Cartes ouvertes données publiques, contenus réutilisables un tournant possible en 2011 : juste faisons le …

, par  Michel Briand , popularité : 14%

L’année 2010 a vu l’émergence d’initiatives de collectivités "libérant" leurs données, telles la délibération de Brest métropole océane permettant la libre réutilisation des données géographiques ou la réutilisation des données de transport et la plate forme d’entrepôt de données "OPEN DATA" initiée par Rennes Métropole. Alors que les initiatives en Angleterre, en Australie et dans différents pays se développent portées par les gouvernements, il a fallu attendre 2010 pour qu’apparaisse en France une libération des données publiques.

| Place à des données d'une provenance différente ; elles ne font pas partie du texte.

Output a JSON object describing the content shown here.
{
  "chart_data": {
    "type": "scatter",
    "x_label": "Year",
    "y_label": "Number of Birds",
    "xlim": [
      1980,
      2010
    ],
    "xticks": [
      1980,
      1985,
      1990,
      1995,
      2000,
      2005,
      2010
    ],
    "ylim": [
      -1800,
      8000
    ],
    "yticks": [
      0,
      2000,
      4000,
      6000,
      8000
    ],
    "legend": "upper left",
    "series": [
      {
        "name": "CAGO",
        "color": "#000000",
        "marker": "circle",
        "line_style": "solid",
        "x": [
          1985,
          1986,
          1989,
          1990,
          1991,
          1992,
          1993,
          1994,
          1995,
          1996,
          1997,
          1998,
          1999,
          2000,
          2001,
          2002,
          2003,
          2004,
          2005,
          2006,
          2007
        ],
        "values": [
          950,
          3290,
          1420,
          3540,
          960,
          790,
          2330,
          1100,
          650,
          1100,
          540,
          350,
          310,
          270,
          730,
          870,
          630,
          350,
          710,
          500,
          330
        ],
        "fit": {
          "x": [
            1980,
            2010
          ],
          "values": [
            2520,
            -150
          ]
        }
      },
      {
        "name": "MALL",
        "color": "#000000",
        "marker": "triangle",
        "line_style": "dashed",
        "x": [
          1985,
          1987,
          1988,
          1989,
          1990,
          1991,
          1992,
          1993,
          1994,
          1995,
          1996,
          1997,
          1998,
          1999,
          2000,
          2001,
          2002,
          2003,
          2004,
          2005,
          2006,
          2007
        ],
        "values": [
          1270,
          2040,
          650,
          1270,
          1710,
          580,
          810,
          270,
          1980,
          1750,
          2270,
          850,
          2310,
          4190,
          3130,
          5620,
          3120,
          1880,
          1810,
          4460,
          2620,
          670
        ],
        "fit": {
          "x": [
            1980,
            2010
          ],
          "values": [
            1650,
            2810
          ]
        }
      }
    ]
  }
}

Après des années de services public sous clé d’accès, interdits de réutilisation, la généralisation du numérique, la diffusion de l’internet mobile et l’interpellation d’initiatives citoyennes (Openstreetmap, veille de la FING, associations comme Libertic, Regards citoyens, Cartes ouvertes), posent question aux politiques publiques.

Doit on

  • dans la lignée d’Hadopi enfermer, mettre des verrous, contrôler, sanctionner en espérant vendre des contenus duplicable sans coût ?
  • ou libérer les initiatives, élargir les biens communs faciliter les usages innovants et inventer de nouveaux modèles économiques basés sur les services et non les royalties ?

Ce débat concerne chacun-e d’entre nous : mettre ses contenus dans une licence qui élargit les droits de réutilisation du lecteur est une question posée à chaque élu dans sa délégation, chaque rédacteur d’article sur un blog , chaque enseignant pour les contenus pédagogiques qu’il produit , chaque acteur du service public pour les contenus qu’il met en ligne.

... Juste faisons le chacun-e à notre niveau !

Petite contribution pour une année 2011 des contenus ouverts réutilisable..

L’année 2010 est celle d’une émergence de la question des données publiques en France.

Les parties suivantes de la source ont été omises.